Check your full credit report at least once per year — not just the score. The report shows the actual data that generates the score: every account, every payment, every negative item. The FTC found 1 in 5 Americans has a verified error on at least one report. A dispute that removes an erroneous collection or late payment can produce a 25-100+ point improvement instantly.

Sarah Mitchell
Personal Finance Writer & Former Credit Counselor
Sarah spent 6 years as a nonprofit credit counselor helping Americans understand and improve their credit scores. Every guide is researched by hand and verified against primary sources. Full bio →

Frequently Asked Questions

How can I check my credit score for free without hurting it?

Checking your own credit score never hurts it — it's a soft inquiry with zero scoring impact. You can check it as often as you like. Use Credit Karma (free, no card), your card issuer's app, or create a free Experian account. Only hard inquiries — when you apply for new credit — temporarily lower your score.

What is the difference between FICO score and VantageScore?

FICO is used in approximately 90% of lending decisions — most mortgages, auto loans, and credit card applications use FICO. VantageScore was created by the three bureaus in 2006 and used 42 billion times in 2024. Both range from 300–850. Your FICO and VantageScore often differ by 10–30 points. The free score from Credit Karma is VantageScore 3.0. Your mortgage lender will use FICO.

Is Credit Karma really free?

Yes — completely free with no credit card required and no trial period. Credit Karma earns money showing personalized financial product recommendations. You're never required to apply for anything.
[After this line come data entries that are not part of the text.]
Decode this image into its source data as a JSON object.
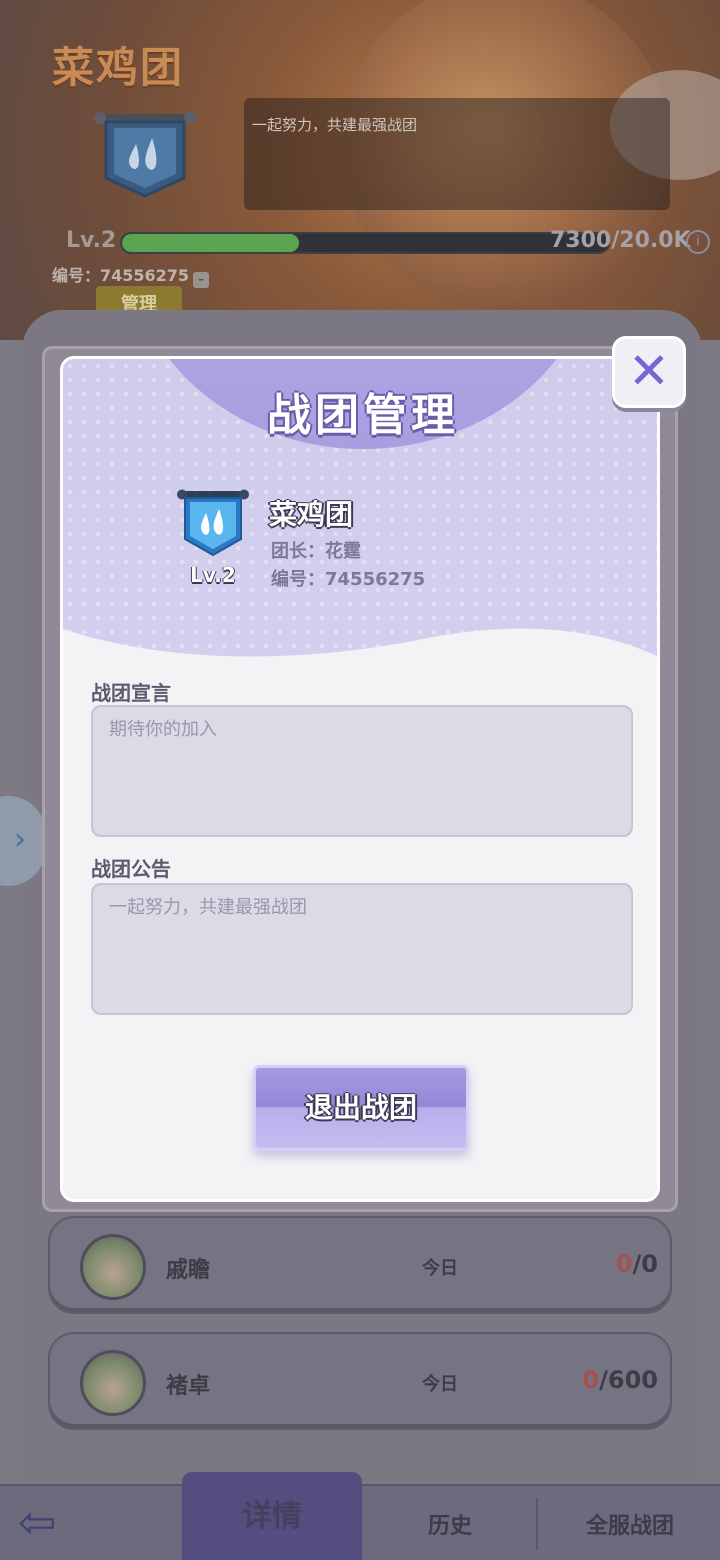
{
  "header": {
    "guild_title": "菜鸡团",
    "notice_text": "一起努力，共建最强战团",
    "level_label": "Lv.2",
    "xp_progress": 0.365,
    "xp_text": "7300/20.0K",
    "info_icon": "info-icon",
    "id_text": "编号：74556275",
    "copy_icon": "copy-icon",
    "manage_label": "管理"
  },
  "members": [
    {
      "name": "戚瞻",
      "today_label": "今日",
      "score_current": "0",
      "score_total": "/0"
    },
    {
      "name": "褚卓",
      "today_label": "今日",
      "score_current": "0",
      "score_total": "/600"
    }
  ],
  "modal": {
    "title": "战团管理",
    "close_icon": "close-icon",
    "guild_name": "菜鸡团",
    "level": "Lv.2",
    "leader": "团长：花霆",
    "guild_id": "编号：74556275",
    "declaration_label": "战团宣言",
    "declaration_placeholder": "期待你的加入",
    "announcement_label": "战团公告",
    "announcement_placeholder": "一起努力，共建最强战团",
    "quit_label": "退出战团"
  },
  "bottom_nav": {
    "back_icon": "arrow-left-icon",
    "tabs": [
      {
        "label": "详情",
        "active": true
      },
      {
        "label": "历史",
        "active": false
      },
      {
        "label": "全服战团",
        "active": false
      }
    ]
  },
  "colors": {
    "accent_purple": "#7a63d6",
    "xp_green": "#5aa452",
    "score_red": "#a5514d"
  }
}
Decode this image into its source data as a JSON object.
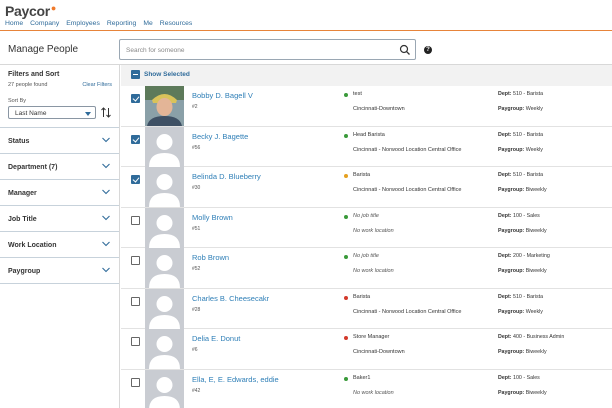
{
  "header": {
    "logo": "Paycor",
    "nav": [
      "Home",
      "Company",
      "Employees",
      "Reporting",
      "Me",
      "Resources"
    ]
  },
  "page": {
    "title": "Manage People",
    "search_placeholder": "Search for someone",
    "help": "?"
  },
  "sidebar": {
    "title": "Filters and Sort",
    "count": "27 people found",
    "clear": "Clear Filters",
    "sort_label": "Sort By",
    "sort_value": "Last Name",
    "filters": [
      "Status",
      "Department (7)",
      "Manager",
      "Job Title",
      "Work Location",
      "Paygroup"
    ]
  },
  "list": {
    "show_selected": "Show Selected",
    "dept_label": "Dept:",
    "paygroup_label": "Paygroup:",
    "rows": [
      {
        "name": "Bobby D. Bagell V",
        "id": "#2",
        "job": "test",
        "location": "Cincinnati-Downtown",
        "dept": "510 - Barista",
        "paygroup": "Weekly",
        "checked": true,
        "photo": true,
        "status_color": "#3a9a3a"
      },
      {
        "name": "Becky J. Bagette",
        "id": "#56",
        "job": "Head Barista",
        "location": "Cincinnati - Norwood Location Central Office",
        "dept": "510 - Barista",
        "paygroup": "Weekly",
        "checked": true,
        "photo": false,
        "status_color": "#3a9a3a"
      },
      {
        "name": "Belinda D. Blueberry",
        "id": "#30",
        "job": "Barista",
        "location": "Cincinnati - Norwood Location Central Office",
        "dept": "510 - Barista",
        "paygroup": "Biweekly",
        "checked": true,
        "photo": false,
        "status_color": "#e5a020"
      },
      {
        "name": "Molly Brown",
        "id": "#51",
        "job": "No job title",
        "location": "No work location",
        "dept": "100 - Sales",
        "paygroup": "Biweekly",
        "checked": false,
        "photo": false,
        "status_color": "#3a9a3a",
        "muted": true
      },
      {
        "name": "Rob Brown",
        "id": "#52",
        "job": "No job title",
        "location": "No work location",
        "dept": "200 - Marketing",
        "paygroup": "Biweekly",
        "checked": false,
        "photo": false,
        "status_color": "#3a9a3a",
        "muted": true
      },
      {
        "name": "Charles B. Cheesecakr",
        "id": "#28",
        "job": "Barista",
        "location": "Cincinnati - Norwood Location Central Office",
        "dept": "510 - Barista",
        "paygroup": "Weekly",
        "checked": false,
        "photo": false,
        "status_color": "#d33a2c"
      },
      {
        "name": "Delia E. Donut",
        "id": "#6",
        "job": "Store Manager",
        "location": "Cincinnati-Downtown",
        "dept": "400 - Business Admin",
        "paygroup": "Biweekly",
        "checked": false,
        "photo": false,
        "status_color": "#d33a2c"
      },
      {
        "name": "Ella, E, E. Edwards, eddie",
        "id": "#42",
        "job": "Baker1",
        "location": "No work location",
        "dept": "100 - Sales",
        "paygroup": "Biweekly",
        "checked": false,
        "photo": false,
        "status_color": "#3a9a3a",
        "muted_location": true
      }
    ]
  }
}
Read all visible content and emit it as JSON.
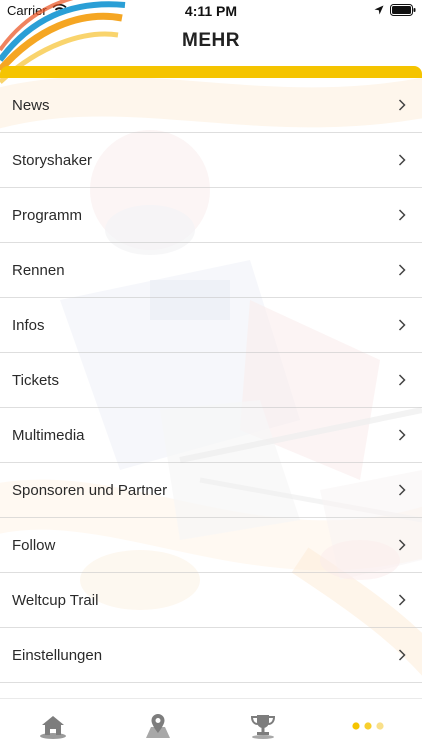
{
  "status_bar": {
    "carrier": "Carrier",
    "time": "4:11 PM"
  },
  "header": {
    "title": "MEHR"
  },
  "menu": {
    "items": [
      {
        "label": "News"
      },
      {
        "label": "Storyshaker"
      },
      {
        "label": "Programm"
      },
      {
        "label": "Rennen"
      },
      {
        "label": "Infos"
      },
      {
        "label": "Tickets"
      },
      {
        "label": "Multimedia"
      },
      {
        "label": "Sponsoren und Partner"
      },
      {
        "label": "Follow"
      },
      {
        "label": "Weltcup Trail"
      },
      {
        "label": "Einstellungen"
      }
    ]
  },
  "tab_bar": {
    "tabs": [
      {
        "icon": "home-icon",
        "active": false
      },
      {
        "icon": "map-pin-icon",
        "active": false
      },
      {
        "icon": "trophy-icon",
        "active": false
      },
      {
        "icon": "more-dots-icon",
        "active": true
      }
    ]
  },
  "colors": {
    "accent": "#f5c400",
    "tab_inactive": "#8a8a8a",
    "text": "#2a2a2a"
  }
}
The VantageScore 3.0 scores from TransUnion and Equifax are genuinely free, updated weekly. The trade-off is targeted offers based on your credit data.

How often does my credit score change?

Your score can change every time creditors report new information — typically monthly at your statement closing date. A credit card balance paid down reflects within 30–45 days. A new account appears within one billing cycle. Checking monthly gives you a good view of your score trend. Check your full credit report at least annually to catch errors.

Can I check my credit report for free — not just my score?

Yes. Under federal law, you can get free weekly reports from all three bureaus at AnnualCreditReport.com — the only federally authorized free report site. Your report shows every account, payment history, inquiry, and negative mark. Check at least once per year — 1 in 5 Americans has a verified error on at least one report per FTC research.

Financial disclaimer: This content is for general informational and educational purposes only. Credit score services, features, and availability may change — verify current offerings directly with each provider. This is not financial or credit advice. Last updated May 2026.